Es interesante pensar que en términos de poder, la medicalización de un proceso natural abona la potestad del personal de la salud con la misma intensidad con que disminuye la soberanía de las mujeres sobre sus propios procesos reproductivos. Esto es: a mayor medicalización, menor poder para quien va a parir.
Recordemos que históricamente el acto de parir fue un espacio exclusivo de mujeres y que con los adelantos tecnológicos y las políticas higienistas del siglo pasado, es que florece la obstetricia y el saber médico termina de “expropiar” el cuerpo reproductor a las mujeres.
Quizás la resistencia a reducir la asimetría propia de la relación médico-paciente, es lo que dificulta visibilizar como “violenta” la práctica sanitaria de “medicalizar” sin que exista una indicación precisa y justificada para ello. Debemos pensar que aplicar fórmulas predispuestas al acto de parir, por un lado homogeneiza a todas las “parturientas” bajo un mismo parámetro de mujer, y por el otro, favorece un modelo de atención biomédico que se enfoca de forma exclusivamente científica en la parte biológica del suceso y relega las particularidades, los tiempos y el deseo de cada mujer, que son las formas en que el personal de la salud debe tributar la “autonomía” como derecho de todas las pacientes.
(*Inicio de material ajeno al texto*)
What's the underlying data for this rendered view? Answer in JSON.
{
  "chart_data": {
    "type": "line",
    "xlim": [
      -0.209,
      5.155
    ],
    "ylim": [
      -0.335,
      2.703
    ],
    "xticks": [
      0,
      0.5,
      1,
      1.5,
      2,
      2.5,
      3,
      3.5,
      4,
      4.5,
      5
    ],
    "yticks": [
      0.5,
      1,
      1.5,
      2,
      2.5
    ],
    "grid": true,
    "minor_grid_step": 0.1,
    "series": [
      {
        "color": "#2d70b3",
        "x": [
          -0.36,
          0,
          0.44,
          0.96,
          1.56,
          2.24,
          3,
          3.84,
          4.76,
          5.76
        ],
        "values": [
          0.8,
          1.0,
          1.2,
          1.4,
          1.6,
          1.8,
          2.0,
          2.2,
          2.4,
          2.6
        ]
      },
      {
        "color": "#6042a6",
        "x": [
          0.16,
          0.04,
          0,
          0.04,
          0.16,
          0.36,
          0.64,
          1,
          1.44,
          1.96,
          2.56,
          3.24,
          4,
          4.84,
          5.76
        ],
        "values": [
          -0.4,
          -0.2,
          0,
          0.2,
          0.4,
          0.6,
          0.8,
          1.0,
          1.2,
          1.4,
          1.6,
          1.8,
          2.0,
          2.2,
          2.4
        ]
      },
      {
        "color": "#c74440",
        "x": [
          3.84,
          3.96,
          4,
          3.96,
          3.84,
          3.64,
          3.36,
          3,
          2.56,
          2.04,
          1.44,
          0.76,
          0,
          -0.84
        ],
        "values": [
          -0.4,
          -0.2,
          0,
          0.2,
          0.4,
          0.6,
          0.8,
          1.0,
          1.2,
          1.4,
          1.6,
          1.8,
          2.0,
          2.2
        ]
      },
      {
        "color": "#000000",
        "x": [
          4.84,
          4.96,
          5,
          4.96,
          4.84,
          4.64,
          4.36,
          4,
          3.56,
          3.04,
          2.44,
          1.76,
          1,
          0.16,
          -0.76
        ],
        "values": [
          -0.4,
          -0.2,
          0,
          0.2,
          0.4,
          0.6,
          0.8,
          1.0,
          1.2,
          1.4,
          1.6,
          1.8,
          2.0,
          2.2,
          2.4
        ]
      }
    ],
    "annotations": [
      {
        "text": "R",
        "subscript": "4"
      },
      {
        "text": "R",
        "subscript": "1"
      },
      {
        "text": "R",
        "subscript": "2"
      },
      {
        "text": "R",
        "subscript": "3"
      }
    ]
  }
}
No hay partos normales. La “normalización” fue y es un arma poderosa para debilitar identidades y para deshumanizar, y precisamente de lo que trata la ley 25.929 de Parto Humanizado es de un parto humanizado y respetado donde el protagonismo –también el poder- es de quien va a parir.
La biología puesta en el centro de la relación médico-paciente y lo social en la periferia, es el esquema que sostiene el modelo médico-hegemónico (también llamado “asistencialista”) de atención sanitaria y, también, la piedra que obstaculiza terminar de migrar hacia un modelo de atención de la salud basado en derechos.
Pero por sobre todo, enfocarse en el sustrato biológico de la salud, es una de las tantas formas de la biopolítica foucaultiana que permite al personal de la salud obstétrica intervenir cuerpos, apropiarse de procesos vitales y disciplinar vidas de mujeres.